Adrenaline sets in fast and before I could think of her finding floaters to pick up and play with I just grabbed her, both of us dripping with poop water and we ran to the other bathroom shower. This left the perfect poop water trail behind us and caused baby to start screaming by the shock of my sudden actions, not to mention leaving her precious boats behind.
Getting clean is a task not for the faint of heart. Imagine not wanting to wait for the shower to warm up. Imagine your kid angry at life, no kitty, no boats, cold… but I honestly don’t think they mind the poop.
Okay, skip to a clean, somewhat happy baby.
Clean and dry kitty, clean momma, sanitized bath and bath toys (fishing out floaters and using bleach until my lungs could no longer handle it), and yes the cats food and water in tact and hairbrush in a drawer. Life was sort of back together again. Baby goes to sleep.
I pour a glass of wine wondering what the next 10 hours during the night held for me… and then the following 13. But for now, this 1 hour was for me to think deeply or to zone out. Either way, life equals chaos with a toddler. Some days worse than others.

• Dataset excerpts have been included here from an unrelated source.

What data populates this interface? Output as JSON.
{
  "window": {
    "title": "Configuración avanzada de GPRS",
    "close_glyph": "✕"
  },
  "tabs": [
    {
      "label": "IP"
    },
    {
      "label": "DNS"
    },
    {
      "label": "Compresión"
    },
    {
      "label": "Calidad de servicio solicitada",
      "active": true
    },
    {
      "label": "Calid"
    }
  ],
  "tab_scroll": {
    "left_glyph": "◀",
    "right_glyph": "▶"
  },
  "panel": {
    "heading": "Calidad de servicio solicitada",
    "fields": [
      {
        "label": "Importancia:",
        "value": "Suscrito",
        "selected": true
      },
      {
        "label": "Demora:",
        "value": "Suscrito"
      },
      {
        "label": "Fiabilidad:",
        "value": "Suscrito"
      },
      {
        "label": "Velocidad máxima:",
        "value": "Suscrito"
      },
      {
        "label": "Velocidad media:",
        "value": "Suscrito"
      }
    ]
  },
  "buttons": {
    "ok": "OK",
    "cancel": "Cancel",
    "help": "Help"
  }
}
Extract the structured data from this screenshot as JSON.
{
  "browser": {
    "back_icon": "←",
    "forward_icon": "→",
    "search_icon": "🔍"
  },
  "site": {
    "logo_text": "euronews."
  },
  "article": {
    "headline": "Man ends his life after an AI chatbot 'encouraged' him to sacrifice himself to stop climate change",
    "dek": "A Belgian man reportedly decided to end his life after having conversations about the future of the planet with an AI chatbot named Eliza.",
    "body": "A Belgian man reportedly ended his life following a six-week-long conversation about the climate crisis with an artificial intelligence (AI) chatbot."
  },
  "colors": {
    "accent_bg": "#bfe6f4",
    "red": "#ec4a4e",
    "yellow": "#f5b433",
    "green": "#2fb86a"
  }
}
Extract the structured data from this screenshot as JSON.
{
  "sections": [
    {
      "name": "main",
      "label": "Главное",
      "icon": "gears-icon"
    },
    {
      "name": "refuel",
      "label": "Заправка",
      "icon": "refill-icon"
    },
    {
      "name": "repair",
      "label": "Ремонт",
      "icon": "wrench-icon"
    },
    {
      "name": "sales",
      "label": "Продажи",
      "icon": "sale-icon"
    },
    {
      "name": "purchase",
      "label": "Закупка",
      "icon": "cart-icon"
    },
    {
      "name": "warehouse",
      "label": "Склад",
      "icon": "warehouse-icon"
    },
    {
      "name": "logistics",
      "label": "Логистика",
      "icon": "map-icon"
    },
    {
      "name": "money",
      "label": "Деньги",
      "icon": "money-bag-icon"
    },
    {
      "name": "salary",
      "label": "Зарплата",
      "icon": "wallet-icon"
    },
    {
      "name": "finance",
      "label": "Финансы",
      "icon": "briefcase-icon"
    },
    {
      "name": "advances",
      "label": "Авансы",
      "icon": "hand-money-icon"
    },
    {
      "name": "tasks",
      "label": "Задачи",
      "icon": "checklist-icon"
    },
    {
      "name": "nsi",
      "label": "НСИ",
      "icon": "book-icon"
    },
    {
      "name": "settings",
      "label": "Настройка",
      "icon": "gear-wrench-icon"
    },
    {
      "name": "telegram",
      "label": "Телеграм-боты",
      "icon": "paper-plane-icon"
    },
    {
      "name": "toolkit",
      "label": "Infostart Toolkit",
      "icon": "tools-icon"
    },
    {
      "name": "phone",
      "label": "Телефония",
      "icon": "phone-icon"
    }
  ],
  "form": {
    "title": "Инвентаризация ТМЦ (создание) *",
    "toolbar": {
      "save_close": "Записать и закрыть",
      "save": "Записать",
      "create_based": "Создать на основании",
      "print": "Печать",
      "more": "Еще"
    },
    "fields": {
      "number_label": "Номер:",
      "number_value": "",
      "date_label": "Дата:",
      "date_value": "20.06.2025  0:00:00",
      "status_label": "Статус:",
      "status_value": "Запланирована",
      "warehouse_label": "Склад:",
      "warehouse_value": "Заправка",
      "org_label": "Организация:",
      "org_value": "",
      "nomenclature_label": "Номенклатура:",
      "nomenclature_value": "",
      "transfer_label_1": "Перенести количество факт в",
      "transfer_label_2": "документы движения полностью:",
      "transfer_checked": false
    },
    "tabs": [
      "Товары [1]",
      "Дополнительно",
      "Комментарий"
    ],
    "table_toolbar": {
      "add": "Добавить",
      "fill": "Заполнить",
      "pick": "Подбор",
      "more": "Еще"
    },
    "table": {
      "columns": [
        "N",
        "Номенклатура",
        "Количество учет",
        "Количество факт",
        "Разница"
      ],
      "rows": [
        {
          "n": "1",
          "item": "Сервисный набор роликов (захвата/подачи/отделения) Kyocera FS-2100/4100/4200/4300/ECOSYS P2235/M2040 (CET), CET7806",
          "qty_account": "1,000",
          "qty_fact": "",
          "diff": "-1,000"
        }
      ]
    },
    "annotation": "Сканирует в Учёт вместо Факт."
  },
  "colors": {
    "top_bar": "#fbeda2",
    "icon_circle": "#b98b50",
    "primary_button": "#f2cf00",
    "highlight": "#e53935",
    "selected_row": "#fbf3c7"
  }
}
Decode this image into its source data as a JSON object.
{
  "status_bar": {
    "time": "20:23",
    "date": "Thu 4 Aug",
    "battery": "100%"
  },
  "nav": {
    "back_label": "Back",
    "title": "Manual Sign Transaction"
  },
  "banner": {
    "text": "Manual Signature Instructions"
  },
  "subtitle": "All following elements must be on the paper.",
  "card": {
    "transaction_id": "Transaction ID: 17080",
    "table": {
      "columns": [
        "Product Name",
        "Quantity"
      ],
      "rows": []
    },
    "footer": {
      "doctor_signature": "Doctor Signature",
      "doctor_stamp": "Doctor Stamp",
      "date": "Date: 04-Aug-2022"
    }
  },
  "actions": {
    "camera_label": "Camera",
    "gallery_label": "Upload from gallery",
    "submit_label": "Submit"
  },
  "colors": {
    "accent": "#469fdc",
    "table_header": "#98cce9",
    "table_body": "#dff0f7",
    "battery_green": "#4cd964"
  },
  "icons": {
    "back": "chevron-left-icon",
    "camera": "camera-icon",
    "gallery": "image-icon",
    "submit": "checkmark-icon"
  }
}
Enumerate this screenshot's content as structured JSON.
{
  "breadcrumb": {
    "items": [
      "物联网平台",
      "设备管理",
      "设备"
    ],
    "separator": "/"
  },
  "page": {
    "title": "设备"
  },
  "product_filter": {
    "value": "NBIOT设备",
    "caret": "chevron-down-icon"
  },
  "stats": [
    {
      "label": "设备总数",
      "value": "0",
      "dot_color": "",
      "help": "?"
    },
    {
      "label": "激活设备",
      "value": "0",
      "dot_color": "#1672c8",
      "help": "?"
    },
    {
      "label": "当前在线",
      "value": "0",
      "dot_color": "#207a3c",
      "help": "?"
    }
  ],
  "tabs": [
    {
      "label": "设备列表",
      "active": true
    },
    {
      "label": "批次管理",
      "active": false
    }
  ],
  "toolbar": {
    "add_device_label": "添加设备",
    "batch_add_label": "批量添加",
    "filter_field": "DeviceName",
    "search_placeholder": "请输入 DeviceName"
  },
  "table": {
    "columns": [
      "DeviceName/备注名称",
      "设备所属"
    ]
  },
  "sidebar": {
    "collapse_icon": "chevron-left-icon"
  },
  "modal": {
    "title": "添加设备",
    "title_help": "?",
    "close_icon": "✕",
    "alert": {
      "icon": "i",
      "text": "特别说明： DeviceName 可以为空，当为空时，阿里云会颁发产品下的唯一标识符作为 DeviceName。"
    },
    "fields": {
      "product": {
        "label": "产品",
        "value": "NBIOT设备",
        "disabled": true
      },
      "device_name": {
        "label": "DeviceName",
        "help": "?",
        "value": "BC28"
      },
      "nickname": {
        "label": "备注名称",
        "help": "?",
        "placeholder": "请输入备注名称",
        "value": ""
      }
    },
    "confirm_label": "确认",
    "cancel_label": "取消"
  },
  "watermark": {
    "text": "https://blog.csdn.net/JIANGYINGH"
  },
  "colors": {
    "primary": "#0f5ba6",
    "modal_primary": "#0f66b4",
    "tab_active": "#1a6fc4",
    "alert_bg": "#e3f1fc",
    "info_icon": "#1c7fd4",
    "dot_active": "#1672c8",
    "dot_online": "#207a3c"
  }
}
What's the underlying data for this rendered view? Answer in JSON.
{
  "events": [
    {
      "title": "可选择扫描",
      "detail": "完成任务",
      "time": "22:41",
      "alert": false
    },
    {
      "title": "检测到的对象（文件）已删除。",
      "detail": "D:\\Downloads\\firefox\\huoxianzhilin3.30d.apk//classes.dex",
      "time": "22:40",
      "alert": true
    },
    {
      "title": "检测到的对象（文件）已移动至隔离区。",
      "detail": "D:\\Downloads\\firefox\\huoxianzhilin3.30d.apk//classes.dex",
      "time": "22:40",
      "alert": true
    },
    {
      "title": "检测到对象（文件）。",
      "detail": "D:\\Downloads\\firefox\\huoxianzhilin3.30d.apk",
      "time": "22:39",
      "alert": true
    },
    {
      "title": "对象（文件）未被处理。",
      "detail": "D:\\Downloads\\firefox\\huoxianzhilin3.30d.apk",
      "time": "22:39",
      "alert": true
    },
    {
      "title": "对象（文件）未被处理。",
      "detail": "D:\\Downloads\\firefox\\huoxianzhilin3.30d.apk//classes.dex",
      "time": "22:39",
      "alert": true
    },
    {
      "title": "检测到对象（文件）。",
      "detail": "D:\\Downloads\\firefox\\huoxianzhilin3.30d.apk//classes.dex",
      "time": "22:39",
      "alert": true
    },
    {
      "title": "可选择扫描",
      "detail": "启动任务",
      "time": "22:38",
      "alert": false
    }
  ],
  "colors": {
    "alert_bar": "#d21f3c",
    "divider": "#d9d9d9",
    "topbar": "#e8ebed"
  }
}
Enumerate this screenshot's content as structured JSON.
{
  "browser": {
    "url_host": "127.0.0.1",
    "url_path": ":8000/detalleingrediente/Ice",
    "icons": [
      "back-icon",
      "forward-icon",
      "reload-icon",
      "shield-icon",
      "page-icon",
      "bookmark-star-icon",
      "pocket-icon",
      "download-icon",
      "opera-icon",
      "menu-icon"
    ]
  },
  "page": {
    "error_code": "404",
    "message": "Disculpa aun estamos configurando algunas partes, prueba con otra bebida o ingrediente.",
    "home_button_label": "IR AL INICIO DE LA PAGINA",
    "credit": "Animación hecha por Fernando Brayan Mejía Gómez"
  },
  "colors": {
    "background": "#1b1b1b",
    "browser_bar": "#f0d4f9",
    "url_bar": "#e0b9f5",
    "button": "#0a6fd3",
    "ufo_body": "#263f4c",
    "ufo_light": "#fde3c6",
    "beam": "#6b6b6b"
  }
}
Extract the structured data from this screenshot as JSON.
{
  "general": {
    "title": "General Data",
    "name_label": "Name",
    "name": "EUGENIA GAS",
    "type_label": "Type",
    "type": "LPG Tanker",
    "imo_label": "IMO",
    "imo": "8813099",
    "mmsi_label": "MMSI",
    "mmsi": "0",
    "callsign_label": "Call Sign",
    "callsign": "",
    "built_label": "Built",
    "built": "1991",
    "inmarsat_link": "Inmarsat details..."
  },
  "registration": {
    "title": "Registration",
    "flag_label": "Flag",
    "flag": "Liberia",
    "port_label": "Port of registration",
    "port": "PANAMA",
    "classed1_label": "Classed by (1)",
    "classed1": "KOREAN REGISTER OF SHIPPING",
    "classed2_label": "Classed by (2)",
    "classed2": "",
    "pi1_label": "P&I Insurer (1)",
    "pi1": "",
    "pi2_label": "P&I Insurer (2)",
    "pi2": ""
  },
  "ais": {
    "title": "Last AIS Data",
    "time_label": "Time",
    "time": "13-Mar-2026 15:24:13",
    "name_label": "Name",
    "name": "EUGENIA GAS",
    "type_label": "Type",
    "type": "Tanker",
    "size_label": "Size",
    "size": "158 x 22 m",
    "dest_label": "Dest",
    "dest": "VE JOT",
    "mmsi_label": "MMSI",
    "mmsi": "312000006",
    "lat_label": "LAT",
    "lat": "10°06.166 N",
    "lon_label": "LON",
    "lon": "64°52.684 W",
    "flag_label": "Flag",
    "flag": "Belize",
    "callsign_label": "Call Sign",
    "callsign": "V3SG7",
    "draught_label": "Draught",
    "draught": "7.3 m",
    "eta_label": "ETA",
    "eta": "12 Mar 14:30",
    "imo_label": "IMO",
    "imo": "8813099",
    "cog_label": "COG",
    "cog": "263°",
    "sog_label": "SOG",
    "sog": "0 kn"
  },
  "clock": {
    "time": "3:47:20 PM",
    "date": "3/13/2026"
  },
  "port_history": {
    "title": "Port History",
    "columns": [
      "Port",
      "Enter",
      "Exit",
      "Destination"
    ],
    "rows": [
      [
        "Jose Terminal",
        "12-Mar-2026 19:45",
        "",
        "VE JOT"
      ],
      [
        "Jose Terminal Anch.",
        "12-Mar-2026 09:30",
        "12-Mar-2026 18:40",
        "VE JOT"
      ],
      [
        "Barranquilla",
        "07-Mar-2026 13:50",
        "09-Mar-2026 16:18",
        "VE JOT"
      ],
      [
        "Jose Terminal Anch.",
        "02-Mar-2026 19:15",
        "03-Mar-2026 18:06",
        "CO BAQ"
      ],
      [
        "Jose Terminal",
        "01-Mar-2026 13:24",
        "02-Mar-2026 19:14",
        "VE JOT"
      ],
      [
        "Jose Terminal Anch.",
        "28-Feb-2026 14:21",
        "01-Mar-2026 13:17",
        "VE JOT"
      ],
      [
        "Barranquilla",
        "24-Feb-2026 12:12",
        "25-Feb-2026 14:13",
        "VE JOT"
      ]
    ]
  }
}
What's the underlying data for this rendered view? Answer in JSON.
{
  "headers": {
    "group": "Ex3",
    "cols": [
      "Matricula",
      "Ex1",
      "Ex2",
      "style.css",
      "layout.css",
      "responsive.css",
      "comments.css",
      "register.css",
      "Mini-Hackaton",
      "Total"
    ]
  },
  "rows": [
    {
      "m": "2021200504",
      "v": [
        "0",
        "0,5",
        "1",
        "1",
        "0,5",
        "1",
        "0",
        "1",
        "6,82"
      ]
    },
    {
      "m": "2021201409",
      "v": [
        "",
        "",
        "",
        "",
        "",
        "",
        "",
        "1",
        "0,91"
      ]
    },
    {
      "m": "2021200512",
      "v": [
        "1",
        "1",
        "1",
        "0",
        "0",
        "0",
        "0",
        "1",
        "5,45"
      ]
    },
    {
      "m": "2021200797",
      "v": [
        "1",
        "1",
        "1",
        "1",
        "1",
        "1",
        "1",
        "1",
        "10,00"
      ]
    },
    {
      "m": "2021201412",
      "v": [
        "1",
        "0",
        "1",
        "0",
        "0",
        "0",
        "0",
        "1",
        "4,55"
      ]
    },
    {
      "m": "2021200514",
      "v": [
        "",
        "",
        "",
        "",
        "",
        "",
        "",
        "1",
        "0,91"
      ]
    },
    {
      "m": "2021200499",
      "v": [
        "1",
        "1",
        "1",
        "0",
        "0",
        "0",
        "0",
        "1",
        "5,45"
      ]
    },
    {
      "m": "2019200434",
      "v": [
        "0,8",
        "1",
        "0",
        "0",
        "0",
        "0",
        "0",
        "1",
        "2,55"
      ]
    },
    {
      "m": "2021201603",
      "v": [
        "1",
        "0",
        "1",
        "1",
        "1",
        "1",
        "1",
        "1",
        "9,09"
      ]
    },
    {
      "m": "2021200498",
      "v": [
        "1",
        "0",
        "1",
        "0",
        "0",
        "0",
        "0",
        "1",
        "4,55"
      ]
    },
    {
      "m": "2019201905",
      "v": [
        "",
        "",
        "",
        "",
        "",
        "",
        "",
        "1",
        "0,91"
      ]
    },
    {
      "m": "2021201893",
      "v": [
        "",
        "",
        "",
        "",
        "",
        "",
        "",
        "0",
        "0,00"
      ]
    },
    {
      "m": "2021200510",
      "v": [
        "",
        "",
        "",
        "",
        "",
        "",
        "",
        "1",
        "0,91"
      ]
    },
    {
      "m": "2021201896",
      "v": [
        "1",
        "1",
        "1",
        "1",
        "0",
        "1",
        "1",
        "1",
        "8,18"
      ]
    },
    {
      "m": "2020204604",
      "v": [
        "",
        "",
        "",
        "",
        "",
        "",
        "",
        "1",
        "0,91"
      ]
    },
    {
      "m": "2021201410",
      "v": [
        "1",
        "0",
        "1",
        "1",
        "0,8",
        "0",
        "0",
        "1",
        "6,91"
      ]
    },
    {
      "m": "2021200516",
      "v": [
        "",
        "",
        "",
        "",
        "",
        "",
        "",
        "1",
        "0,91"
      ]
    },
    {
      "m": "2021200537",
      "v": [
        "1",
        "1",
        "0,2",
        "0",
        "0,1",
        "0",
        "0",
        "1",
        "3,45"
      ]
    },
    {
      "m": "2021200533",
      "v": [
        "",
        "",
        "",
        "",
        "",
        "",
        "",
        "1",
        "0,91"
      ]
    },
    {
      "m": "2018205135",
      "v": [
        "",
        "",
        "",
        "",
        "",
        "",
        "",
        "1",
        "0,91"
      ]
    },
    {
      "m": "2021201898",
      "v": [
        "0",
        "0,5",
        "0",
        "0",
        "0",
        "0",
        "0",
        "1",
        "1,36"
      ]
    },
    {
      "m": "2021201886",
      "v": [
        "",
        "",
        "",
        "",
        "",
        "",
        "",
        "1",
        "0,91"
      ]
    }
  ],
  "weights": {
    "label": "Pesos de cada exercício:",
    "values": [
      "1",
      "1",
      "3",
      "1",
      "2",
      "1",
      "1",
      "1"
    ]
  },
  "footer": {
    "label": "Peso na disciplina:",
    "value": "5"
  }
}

I fantasize about spa days and a massage and then remember the crayon marks on the wall, the cloth diapers need folding and there’s the need to pick up the toys once again. It’s a life chosen, beautiful in its own right. Not every day making me loose locks of hair. However every day my patience grows and my ability to laugh at these crazy moments gets easier and with less effort. I’ve loosened up as a mom. I’ve slowly become that “easy going” type of personality I had always admired. All it took was a toddler.